“What?” you ask. “What is the best gift of all?” Well, you know I can’t share that without the backstory…how I came to discover it.
It started when my neighbor recently shared that her family decided they would give each other experiences for the holidays this year. You know, outings…together as a family or separately, based on each person’s interest. Since I had just reviewed one of my children’s three page, double-sided list of holiday wants (y’all, the list was categorized!), I was instantly intrigued by this idea.
Don’t get me wrong…I absolutely LOVE giving gifts…just right gifts. I love thinking about the person, their likes and dislikes, the season of life they are in, their challenges, etc. and coming up with the perfect something that will bless them. Yet that loooong list got me thinking about what is most important…
We live in a world with many voices clamoring for our attention and claiming significance. The messages are similar: Buy this, be cool. Buy that, be accepted. The truth is the more “stuff” we accumulate, the more open to depression and anxiety we become, studies reveal.
And this frenzy has even seeped into experiences…live here, vacation there…lunch here, party there.
ENOUGH, I heard my soul pleading with me. I asked, “What if this year, I gave…something else…something liberating…what if I gave…freedom?”
Track with me…
Freedom is defined as the power or right to act, speak, or think as one wants without hindrance or restraint. How often do we censor ourselves (and others) from acting, speaking, and thinking our/their truth? Just hang with me for a sec…
I am a pretty self-aware person. I consider the bigger picture and the context of my ideas. I pursue the greater good in me and seek to share that girl with the world. That does not mean I don’t struggle with the lure of conformity. You know…that don’t-rock-the-boat-stay-in-line-keep-up-with-the-jones message many of us girls (and guys) have imbibed somewhere along the journey. Inherent in this idea is a be-perfect-then-be-accepted undercurrent. Before you know it, you're stifling parts of yourself.
And it intensifies around the holidays. Every gift, décor, and appearance must be perfectly curated…at least that's how it feels.
It was like a lightbulb suddenly illuminated it all. I realized, then decided, as the cacophony of the season plays about me, to choose to give to those around me…and to MYSELF, the gift of freedom…to be…perfectly imperfect. No more feeling enslaved in the cycle of doing what I am supposed to, in line with my role, struggling to remain focused on my true north (the actual reason for the season).

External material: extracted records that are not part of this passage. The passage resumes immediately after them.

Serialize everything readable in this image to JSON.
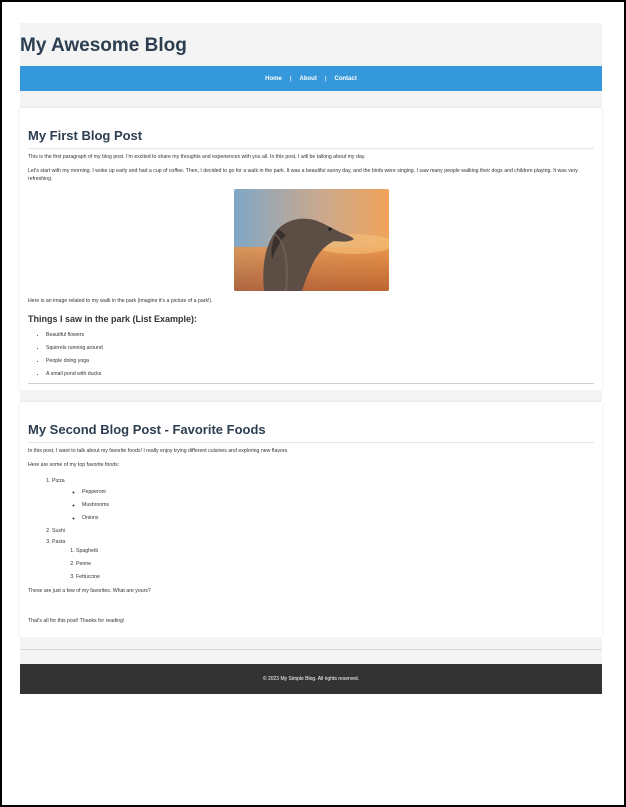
{
  "site": {
    "title": "My Awesome Blog"
  },
  "nav": {
    "items": [
      "Home",
      "About",
      "Contact"
    ],
    "separator": "|"
  },
  "post1": {
    "title": "My First Blog Post",
    "p1": "This is the first paragraph of my blog post. I'm excited to share my thoughts and experiences with you all. In this post, I will be talking about my day.",
    "p2": "Let's start with my morning. I woke up early and had a cup of coffee. Then, I decided to go for a walk in the park. It was a beautiful sunny day, and the birds were singing. I saw many people walking their dogs and children playing. It was very refreshing.",
    "image_caption": "Here is an image related to my walk in the park (imagine it's a picture of a park!).",
    "list_heading": "Things I saw in the park (List Example):",
    "list": [
      "Beautiful flowers",
      "Squirrels running around",
      "People doing yoga",
      "A small pond with ducks"
    ]
  },
  "post2": {
    "title": "My Second Blog Post - Favorite Foods",
    "p1": "In this post, I want to talk about my favorite foods! I really enjoy trying different cuisines and exploring new flavors.",
    "p2": "Here are some of my top favorite foods:",
    "foods": [
      {
        "name": "Pizza",
        "toppings": [
          "Pepperoni",
          "Mushrooms",
          "Onions"
        ]
      },
      {
        "name": "Sushi"
      },
      {
        "name": "Pasta",
        "types": [
          "Spaghetti",
          "Penne",
          "Fettuccine"
        ]
      }
    ],
    "p3": "These are just a few of my favorites. What are yours?",
    "p4": "That's all for this post! Thanks for reading!"
  },
  "footer": {
    "text": "© 2023 My Simple Blog. All rights reserved."
  },
  "colors": {
    "nav": "#3498db",
    "title": "#2c3e50",
    "footer": "#333333"
  }
}
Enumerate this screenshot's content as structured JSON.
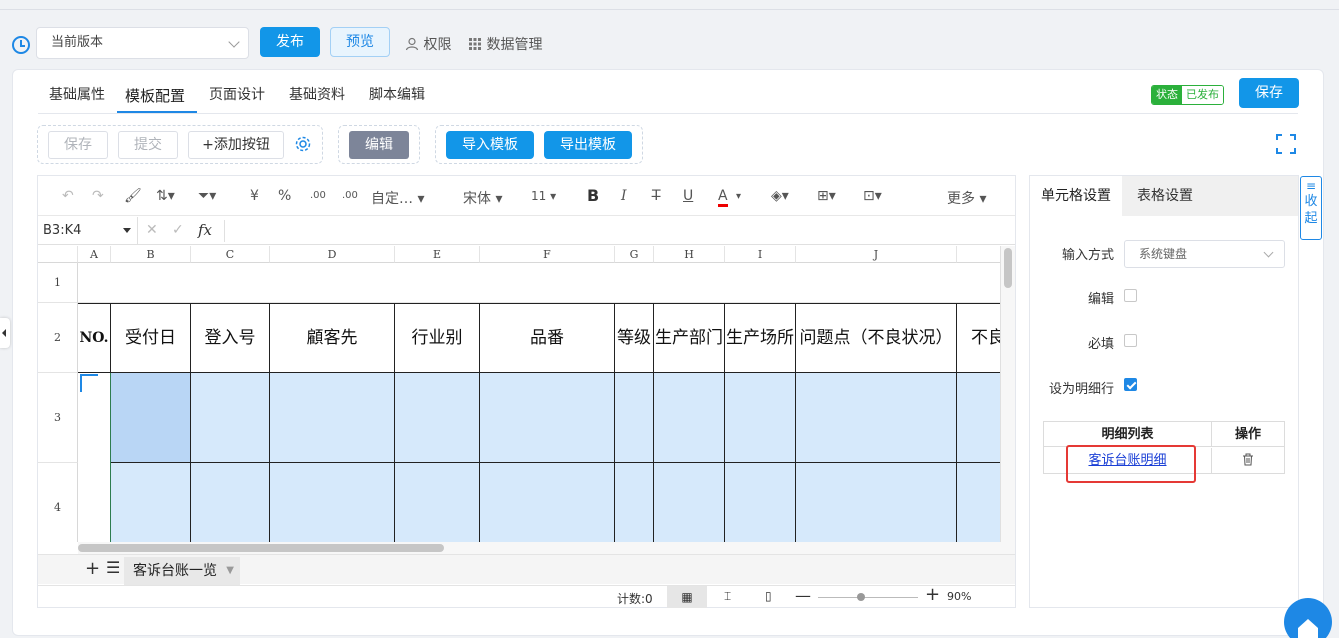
{
  "topbar": {
    "version_select": "当前版本",
    "publish_label": "发布",
    "preview_label": "预览",
    "permission_label": "权限",
    "data_manage_label": "数据管理"
  },
  "tabs": [
    {
      "label": "基础属性"
    },
    {
      "label": "模板配置"
    },
    {
      "label": "页面设计"
    },
    {
      "label": "基础资料"
    },
    {
      "label": "脚本编辑"
    }
  ],
  "status": {
    "key": "状态",
    "value": "已发布"
  },
  "save_label": "保存",
  "actions": {
    "save": "保存",
    "submit": "提交",
    "add_button": "+添加按钮",
    "edit": "编辑",
    "import_template": "导入模板",
    "export_template": "导出模板"
  },
  "toolbar": {
    "currency": "¥",
    "percent": "%",
    "custom_format": "自定…",
    "font_name": "宋体",
    "font_size": "11",
    "bold": "B",
    "italic": "I",
    "underline": "U",
    "font_color": "A",
    "more": "更多"
  },
  "formula": {
    "name_box": "B3:K4",
    "fx": "fx"
  },
  "columns": [
    "A",
    "B",
    "C",
    "D",
    "E",
    "F",
    "G",
    "H",
    "I",
    "J"
  ],
  "rows": [
    "1",
    "2",
    "3",
    "4"
  ],
  "header_cells": [
    "NO.",
    "受付日",
    "登入号",
    "顧客先",
    "行业别",
    "品番",
    "等级",
    "生产部门",
    "生产场所",
    "问题点（不良状况）",
    "不良"
  ],
  "sheet": {
    "tab_name": "客诉台账一览"
  },
  "statusbar": {
    "count": "计数:0",
    "zoom": "90%"
  },
  "right_panel": {
    "tab_cell": "单元格设置",
    "tab_table": "表格设置",
    "input_method_label": "输入方式",
    "input_method_value": "系统键盘",
    "edit_label": "编辑",
    "required_label": "必填",
    "detail_row_label": "设为明细行",
    "detail_list_header": "明细列表",
    "operation_header": "操作",
    "detail_item": "客诉台账明细",
    "collapse": "收起"
  },
  "colors": {
    "primary": "#1296e8",
    "selection": "#d6e9fb",
    "success": "#2bb03b",
    "highlight": "#e53935"
  }
}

I am giving myself the best gift of all, FREEDOM. The freedom to be me, pursuing my best self while accepting my shortcomings. I resist the temptation to judge myself (and others) harshly and to chase flawlessness. Sometimes I will miss a deadline. Sometimes I will procrastinate and then become stressed about completing a project. Sometimes I will hurt the people I love, even if I don’t mean to. Sometimes I will need to stop and reset my thinking when I’m not aligned with my best self. I am human. And that's ok. I choose to treat myself with compassion and forgiveness. I choose to hold my expectations loosely and to allow myself to be flexible.
This holiday season, join me. Be good to you! It is the best gift you can give yourself!